Impianto GPL: costi e manutenzione

Installare un impianto GPL nella tua auto o acquistare un’auto GPL, ti permette di salvare quasi il 50% dei costi totali.

Per di più il GPL è una fonte di energia pulita. Dunque è a favore della sostenibilità ambientale perché riduce le emissioni di CO2 che è attualmente una delle principali cause di inquinamento. Proprio per questo, le auto GPL insieme a quelle elettriche sono considerate le auto del futuro.

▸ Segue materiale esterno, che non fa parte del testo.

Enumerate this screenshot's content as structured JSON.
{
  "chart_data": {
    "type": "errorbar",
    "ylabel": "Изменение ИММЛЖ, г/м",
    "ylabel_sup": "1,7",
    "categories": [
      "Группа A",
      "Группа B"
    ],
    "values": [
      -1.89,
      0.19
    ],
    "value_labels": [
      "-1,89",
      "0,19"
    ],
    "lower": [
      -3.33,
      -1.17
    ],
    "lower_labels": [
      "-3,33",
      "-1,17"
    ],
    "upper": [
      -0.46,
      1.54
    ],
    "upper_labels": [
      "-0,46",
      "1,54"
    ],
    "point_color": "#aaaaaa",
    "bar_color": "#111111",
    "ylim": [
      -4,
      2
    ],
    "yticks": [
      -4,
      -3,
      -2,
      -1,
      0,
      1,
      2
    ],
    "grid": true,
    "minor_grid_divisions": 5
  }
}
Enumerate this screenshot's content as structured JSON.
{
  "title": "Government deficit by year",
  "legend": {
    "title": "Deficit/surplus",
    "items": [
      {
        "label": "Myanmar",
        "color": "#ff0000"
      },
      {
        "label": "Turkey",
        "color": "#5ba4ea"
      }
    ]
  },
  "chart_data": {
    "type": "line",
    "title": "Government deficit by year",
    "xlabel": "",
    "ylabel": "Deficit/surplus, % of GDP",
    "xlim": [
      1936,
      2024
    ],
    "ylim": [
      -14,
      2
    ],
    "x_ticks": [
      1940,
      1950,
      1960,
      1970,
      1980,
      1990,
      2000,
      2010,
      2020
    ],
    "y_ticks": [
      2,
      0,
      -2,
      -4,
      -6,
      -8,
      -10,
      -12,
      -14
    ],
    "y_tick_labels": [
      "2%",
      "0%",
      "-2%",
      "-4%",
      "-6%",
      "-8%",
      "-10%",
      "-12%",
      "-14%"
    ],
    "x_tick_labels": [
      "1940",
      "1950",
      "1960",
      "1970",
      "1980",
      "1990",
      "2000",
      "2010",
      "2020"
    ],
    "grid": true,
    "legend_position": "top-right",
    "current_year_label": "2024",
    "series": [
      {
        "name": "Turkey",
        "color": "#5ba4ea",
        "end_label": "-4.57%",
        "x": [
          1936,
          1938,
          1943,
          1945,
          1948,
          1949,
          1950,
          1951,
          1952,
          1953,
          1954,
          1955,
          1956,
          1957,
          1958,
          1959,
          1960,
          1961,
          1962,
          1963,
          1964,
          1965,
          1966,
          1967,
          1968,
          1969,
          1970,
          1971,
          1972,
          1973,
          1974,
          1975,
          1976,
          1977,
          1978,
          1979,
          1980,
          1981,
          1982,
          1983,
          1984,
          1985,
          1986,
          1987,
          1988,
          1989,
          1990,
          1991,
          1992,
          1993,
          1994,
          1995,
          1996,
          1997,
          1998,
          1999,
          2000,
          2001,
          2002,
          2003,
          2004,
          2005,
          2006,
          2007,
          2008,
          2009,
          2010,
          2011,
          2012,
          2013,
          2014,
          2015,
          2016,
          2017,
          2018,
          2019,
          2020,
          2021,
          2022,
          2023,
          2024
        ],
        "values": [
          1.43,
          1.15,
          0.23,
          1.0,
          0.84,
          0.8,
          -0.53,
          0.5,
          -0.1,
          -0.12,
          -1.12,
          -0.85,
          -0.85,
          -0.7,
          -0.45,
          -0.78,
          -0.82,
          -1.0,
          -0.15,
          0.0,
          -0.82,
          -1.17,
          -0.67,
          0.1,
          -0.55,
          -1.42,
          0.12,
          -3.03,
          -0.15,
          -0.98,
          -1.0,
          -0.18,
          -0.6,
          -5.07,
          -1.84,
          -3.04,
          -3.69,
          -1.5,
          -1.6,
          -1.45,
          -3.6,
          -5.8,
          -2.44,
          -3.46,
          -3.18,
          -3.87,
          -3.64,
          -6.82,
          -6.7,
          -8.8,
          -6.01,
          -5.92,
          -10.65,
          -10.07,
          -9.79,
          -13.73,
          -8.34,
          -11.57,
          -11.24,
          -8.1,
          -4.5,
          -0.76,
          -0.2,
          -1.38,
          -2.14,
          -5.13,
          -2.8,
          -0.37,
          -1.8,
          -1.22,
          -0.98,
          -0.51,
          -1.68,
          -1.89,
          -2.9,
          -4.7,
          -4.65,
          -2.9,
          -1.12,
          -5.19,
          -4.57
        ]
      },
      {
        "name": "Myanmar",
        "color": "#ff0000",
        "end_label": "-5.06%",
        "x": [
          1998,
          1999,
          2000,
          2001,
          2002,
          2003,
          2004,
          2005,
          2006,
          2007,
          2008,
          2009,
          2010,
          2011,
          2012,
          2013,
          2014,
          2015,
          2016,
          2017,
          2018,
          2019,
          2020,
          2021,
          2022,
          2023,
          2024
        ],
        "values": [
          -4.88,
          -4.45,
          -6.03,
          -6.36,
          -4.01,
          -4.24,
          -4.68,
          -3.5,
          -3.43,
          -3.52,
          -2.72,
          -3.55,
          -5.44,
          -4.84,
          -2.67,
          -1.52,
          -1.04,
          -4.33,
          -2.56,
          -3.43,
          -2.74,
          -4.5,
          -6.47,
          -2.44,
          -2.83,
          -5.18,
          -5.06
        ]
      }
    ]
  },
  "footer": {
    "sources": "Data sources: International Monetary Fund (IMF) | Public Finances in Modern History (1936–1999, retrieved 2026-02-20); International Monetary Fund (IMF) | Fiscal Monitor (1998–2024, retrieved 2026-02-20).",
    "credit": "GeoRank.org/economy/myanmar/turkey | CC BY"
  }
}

L’impianto GPL offre ai veicoli prestazioni eccellenti in termini di potenza, tali e quali a quelle di altri veicoli.  L’Italia è al primo posto in Europa per volumi di vendita di auto GPL. Circolano quasi 2,5 milioni di auto gpl.

I vantaggi di un’auto GPL

Sicuramente il vantaggio principale di avere un’impianto GPL è quello del risparmio dei costi. Ci sono auto che con poco meno di 20 euro fanno una media di 350/400 chilometri. In più il GPL non subisce i rincari della benzina, che aumenta sempre più. Un altro vantaggio del GPL è la manutenzione, il cambio della bombola va fatto ogni 10 anni. Anche il bollo auto ha una riduzione del 75% sul pagamento.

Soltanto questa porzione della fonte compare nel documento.